Fitted line has slope approximately -sqrt(1/8). This means halving 1-ncc requires increasing tested orbits per pixel by a factor of approximately 7.1.

The noise floor measured for 8-bit images is 1-ncc = 3.4×10-5. Full convergence down to the noise floor may take estimated 1027 orbits per pixel.

# 6 Implementation

# 6.1 Quick Start

git clone https://code.mathr.co.uk/nebuloculars.git
cd nebuloculars
mkdir out
cd out
../nebuloculars.sh

# 6.2 Components

Several programs make up the system:

  • neb-boxes-to-cells: convert boxes to cells

  • neb-cell-mapping: refine cells using cell mapping

  • neb-density: refine boxes using sampled hits

  • neb-distance-estimate: refine cells using distance estimates

  • neb-histogram: sample points from cells and accumulate hits. initial invocation creates histogram testing a million orbits, subsequent passes double the number of tested orbits.

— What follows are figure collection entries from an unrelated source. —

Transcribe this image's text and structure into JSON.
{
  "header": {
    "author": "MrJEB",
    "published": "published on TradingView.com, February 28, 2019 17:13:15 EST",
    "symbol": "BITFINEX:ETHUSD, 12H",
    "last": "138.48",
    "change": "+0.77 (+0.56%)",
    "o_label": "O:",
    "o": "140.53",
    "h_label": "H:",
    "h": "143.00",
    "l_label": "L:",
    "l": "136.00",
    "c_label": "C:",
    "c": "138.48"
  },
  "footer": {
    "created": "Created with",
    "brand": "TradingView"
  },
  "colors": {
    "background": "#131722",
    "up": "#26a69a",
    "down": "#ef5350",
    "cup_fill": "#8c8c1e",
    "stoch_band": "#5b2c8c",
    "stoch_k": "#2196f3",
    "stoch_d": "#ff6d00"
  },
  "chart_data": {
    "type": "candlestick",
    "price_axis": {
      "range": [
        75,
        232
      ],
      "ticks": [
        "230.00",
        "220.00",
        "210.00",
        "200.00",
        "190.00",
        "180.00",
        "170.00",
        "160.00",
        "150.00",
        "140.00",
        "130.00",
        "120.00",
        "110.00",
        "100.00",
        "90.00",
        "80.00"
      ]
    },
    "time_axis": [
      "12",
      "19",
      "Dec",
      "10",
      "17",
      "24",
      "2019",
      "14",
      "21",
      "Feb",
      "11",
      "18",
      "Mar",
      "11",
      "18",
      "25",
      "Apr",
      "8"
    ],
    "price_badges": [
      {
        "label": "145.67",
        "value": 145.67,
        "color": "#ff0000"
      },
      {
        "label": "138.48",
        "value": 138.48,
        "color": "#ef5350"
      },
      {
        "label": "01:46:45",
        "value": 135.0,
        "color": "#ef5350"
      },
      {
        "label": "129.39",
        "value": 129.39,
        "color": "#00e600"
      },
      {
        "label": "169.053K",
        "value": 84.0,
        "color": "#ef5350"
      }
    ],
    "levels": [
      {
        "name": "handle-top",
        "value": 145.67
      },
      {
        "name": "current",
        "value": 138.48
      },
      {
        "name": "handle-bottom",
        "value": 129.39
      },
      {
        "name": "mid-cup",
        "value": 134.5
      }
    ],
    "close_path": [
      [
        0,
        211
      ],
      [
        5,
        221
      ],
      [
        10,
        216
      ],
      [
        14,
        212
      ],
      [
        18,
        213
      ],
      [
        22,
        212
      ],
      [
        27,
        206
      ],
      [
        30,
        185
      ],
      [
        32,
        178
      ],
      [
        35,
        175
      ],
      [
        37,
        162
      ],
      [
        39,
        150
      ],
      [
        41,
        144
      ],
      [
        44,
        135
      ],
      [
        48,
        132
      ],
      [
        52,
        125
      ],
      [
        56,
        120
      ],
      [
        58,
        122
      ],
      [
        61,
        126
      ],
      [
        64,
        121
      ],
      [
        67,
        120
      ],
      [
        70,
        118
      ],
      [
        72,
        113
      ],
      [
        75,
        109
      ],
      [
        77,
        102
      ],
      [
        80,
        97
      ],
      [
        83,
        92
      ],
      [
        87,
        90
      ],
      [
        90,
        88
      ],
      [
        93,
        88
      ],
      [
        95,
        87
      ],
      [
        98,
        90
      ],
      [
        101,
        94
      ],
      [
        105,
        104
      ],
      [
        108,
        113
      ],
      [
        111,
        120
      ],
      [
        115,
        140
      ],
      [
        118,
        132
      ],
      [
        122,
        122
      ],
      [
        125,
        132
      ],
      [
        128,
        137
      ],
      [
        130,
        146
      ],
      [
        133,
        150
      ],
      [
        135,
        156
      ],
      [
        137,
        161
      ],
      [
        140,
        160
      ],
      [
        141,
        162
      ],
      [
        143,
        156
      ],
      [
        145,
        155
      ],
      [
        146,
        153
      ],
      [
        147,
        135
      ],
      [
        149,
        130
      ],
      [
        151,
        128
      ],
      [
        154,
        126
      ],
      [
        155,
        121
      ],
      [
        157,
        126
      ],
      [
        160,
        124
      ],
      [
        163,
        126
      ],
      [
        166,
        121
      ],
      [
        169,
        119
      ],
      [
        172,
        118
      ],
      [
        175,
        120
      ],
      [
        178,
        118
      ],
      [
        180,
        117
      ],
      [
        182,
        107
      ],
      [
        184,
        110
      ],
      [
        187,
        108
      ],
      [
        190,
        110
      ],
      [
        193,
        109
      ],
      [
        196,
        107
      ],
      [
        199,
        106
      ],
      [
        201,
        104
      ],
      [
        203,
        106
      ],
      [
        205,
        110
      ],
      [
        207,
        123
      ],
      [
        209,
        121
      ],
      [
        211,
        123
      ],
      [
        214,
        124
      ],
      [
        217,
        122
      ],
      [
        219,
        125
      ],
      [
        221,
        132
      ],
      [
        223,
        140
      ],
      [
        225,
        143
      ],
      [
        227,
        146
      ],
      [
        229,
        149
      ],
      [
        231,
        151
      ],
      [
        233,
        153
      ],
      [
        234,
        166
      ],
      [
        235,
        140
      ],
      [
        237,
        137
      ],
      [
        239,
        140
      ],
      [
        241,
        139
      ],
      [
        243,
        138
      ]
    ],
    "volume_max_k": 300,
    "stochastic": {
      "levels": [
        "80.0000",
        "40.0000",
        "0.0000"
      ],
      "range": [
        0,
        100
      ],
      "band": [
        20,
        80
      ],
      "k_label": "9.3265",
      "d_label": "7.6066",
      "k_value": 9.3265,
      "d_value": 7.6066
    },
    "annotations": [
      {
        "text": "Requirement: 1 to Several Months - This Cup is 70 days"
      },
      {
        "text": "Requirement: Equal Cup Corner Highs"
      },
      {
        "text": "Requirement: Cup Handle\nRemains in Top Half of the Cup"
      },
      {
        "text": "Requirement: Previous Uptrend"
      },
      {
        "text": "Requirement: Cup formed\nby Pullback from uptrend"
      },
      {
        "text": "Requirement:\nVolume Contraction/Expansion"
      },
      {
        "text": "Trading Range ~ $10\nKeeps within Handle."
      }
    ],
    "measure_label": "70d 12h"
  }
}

  • neb-histogram-merge: merge histograms (e.g. after parallel processing on multiple machines)

  • neb-image: visualize cells as a 2D image

  • neb-noise-floor: generate image pairs suitable for measuring noise floor

  • neb-progress: process log data for curve fitting

  • neb-progress.gnuplot: graph log data

  • neb-split: split cells into several parts (e.g. before parallel processing on multiple machines; afterwards combine with cat)

  • neb-tonemap: visualize histogram as a 2D image

  • nebuloculars.sh: script to render image

All are subject to change with various hard-coded configurations. Various branches in the git repository have different features.